The Cortez was born in the early ‘70s when Bill Bowerman put an EVA wedge into the midsole of an existing Onitsuka Tiger runner. It was known as the Aztec in the Onitsuka line, and it was aimed at the casual runner, a group that was exploding in part due to Bowerman’s own efforts. (Never mind that it promoted a heel-strike stride, something that Nike is attempting to backtrack on even now.) When Phil Knight and Bowerman split off to form Nike, one of the things the judge had to rule on was whether the design belonged to Onitsuka or Nike. Knight and Bowerman won, and Nike hit the ground, er, running.

From its humble beginnings as a jogging shoe, the Cortez has lived many lives over the past 40 years. It’s been the favored shoe of everyone from L.A. gangbangers to the world’s most famous fictional shrimp boat captain. It’s been re-issued countless times, and will return once again this weekend. I suspect it will find a different audience once again, even if Kendrick’s “white tees and Nike Cortez” promise was broken by a Reebok Classics deal.

Why? Because the Cortez is Nike’s Stan Smith, a simple, elegant shoe with real history behind it. And while previous re-releases have coincided with periods when highly technical sneakers were in style, this drop is right on time. No need for Flywire-infused updates or elaborately lasered one-piece uppers, the originals are perfect just the way they are. And in its Forrest Gump approved white, red and blue makeup, the Cortez is every bit as iconic as the white and green Stan.

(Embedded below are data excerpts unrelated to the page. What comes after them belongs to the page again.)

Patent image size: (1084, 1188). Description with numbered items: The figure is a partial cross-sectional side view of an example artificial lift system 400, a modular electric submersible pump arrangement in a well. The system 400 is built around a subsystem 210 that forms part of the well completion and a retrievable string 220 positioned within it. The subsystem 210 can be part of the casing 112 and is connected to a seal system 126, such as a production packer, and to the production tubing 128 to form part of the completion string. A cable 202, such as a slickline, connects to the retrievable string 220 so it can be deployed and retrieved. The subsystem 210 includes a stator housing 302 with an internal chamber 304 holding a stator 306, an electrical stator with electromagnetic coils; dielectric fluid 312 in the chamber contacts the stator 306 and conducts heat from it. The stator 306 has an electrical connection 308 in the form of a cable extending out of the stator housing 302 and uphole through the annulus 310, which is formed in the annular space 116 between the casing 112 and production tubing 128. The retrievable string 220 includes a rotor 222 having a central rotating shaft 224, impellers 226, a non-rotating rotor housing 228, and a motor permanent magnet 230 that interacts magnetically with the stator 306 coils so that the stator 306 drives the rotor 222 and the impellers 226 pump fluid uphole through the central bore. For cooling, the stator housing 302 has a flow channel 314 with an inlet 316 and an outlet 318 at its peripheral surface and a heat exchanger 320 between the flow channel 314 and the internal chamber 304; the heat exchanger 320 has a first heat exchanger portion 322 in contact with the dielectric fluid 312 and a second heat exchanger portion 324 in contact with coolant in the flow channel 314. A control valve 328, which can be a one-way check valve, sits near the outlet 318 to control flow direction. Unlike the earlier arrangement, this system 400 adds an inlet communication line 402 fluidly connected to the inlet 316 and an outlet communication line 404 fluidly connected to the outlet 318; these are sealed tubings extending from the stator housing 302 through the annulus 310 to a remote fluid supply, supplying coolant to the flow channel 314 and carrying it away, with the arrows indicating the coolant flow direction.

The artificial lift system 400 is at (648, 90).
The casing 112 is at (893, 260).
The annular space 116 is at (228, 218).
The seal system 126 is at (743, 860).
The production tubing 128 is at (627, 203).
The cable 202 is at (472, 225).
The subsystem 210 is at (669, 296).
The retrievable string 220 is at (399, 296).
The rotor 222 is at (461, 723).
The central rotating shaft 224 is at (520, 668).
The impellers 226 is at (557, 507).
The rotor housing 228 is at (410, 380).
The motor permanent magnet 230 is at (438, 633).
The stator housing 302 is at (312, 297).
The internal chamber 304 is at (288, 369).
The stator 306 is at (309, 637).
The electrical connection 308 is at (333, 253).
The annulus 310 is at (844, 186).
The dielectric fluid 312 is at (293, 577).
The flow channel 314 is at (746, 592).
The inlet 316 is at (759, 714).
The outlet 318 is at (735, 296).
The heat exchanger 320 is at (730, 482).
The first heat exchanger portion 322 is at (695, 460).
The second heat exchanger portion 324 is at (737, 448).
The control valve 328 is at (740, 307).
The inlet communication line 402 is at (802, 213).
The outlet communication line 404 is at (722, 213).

What makes the Cortez even more interesting—and perhaps more influential—than the Stan Smith is how its DNA has been passed on through nearly every significant Nike running shoe since, from the Air Max 1 to the Shox R4 all the way up through the Air Max 2015. The cushioning itself has evolved, but the basic principle has remained the same. And while it may be a bad idea to run in the Cortez in 2015, if you’re running in Nikes you’re essentially running in a direct descendant. Well, maybe not if you run in Frees.

As sneaker history has grown, there’s been a marked (and market) interest in recognizing historically significant sneakers: the Stan Smith was the first leather tennis shoe, the Air Jordan 1 changed the nature of signature sneakers, the Converse Chuck Taylor All-Star is the granddaddy of them all. And as such, models that were formerly relegated to discount rack fodder have earned much-deserved new life. It’s time for the Cortez to join them.